国内コンクで実績積み重ねる豊川の谷津陽太君/35万回再生 都庁での演奏動画大バズり/プロ指導で表現力に磨き/進学後も音楽の道へ
2026/05/30

写真㊨から自宅のグランドピアノを弾く谷津君。コンクールで獲得したトロフィーや盾は姉の数を超えた(豊川市内で)
豊川市に天才ピアノ少年がいる。市立萩小学校6年の谷津陽太君(11)は国内のコンクールで実績を積み重ね、動画投稿サイトでは35万回も再生されるなど、「よぴピアノ」は知名度を高めている。
愛称「よぴ」こと谷津君は5歳のころ、3歳離れた姉結香さんの影響でピアノを始めた。「お姉ちゃんのトロフィーがどんどん増えるのを見て、僕も欲しいと思った」。姉と同じ自宅近くの教室に通い始めると夢中になった。与えられた課題にとどまらず、自ら進んで練習を重ね、レッスン時間も当初の30分から45分、1時間へ拡大した。
当時は新型コロナウイルス禍で発表の機会がない中、習い始めて7カ月のころ、難曲で知られる「エリーゼのために」に挑戦。苦戦しながらも弾き切った。別の曲で臨んだ初めてのコンクールは予選落ちも、周囲は秘めた才能に注目するようになった。
その後はメキメキと腕を上げ、名だたるコンクールで活躍するようになる。ピティナ・コンペティションでは狭き門を通過して全国大会に出場。JPTAオーディションでは全国大会で優秀賞を受賞し、全日本ピアノコンクールでは金賞に輝くなど全国トップクラスの実力を誇る。トロフィーの数はいつの間にか姉を超えた。
現在は県外を含む複数の指導者に師事し、本格的に研さんを積む。指導者の紹介でプロのピアニストからも指導を受け、音の表現力に磨きをかけている。

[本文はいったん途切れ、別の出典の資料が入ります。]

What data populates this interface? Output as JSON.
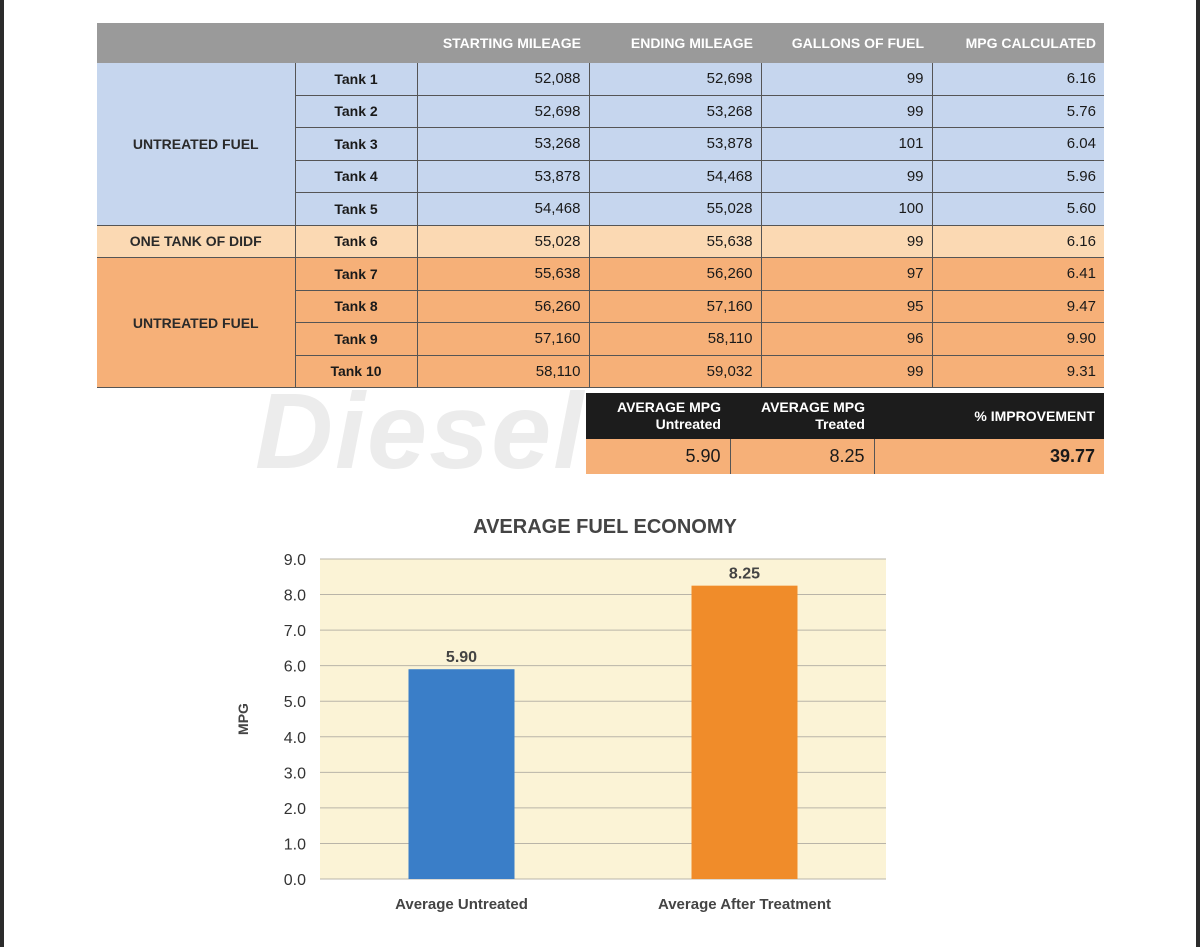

将来を見据え、進学後も音楽の道を志すが、活躍の場を広げようとSNSで活動模様を積極的に発信。3年前に東京都庁のピアノで「情熱大陸」を弾いた動画は大きな反響を呼び、35万回以上も再生されている。これが話題となり、町内会や福祉施設から出演依頼が来る。
指先のテクニックがいるテンポの速い曲から、滑らかなバラード系まで得意な谷津君。ピアノの魅力を「いろんな曲が弾けるようになるのが楽しい。弾けた時の達成感がある」と話す。グランドピアノがある自宅では朝、夜の合わせて2~3時間練習に励む。気分転換はポメラニアンのルルちゃん、5羽のインコと戯れることだ。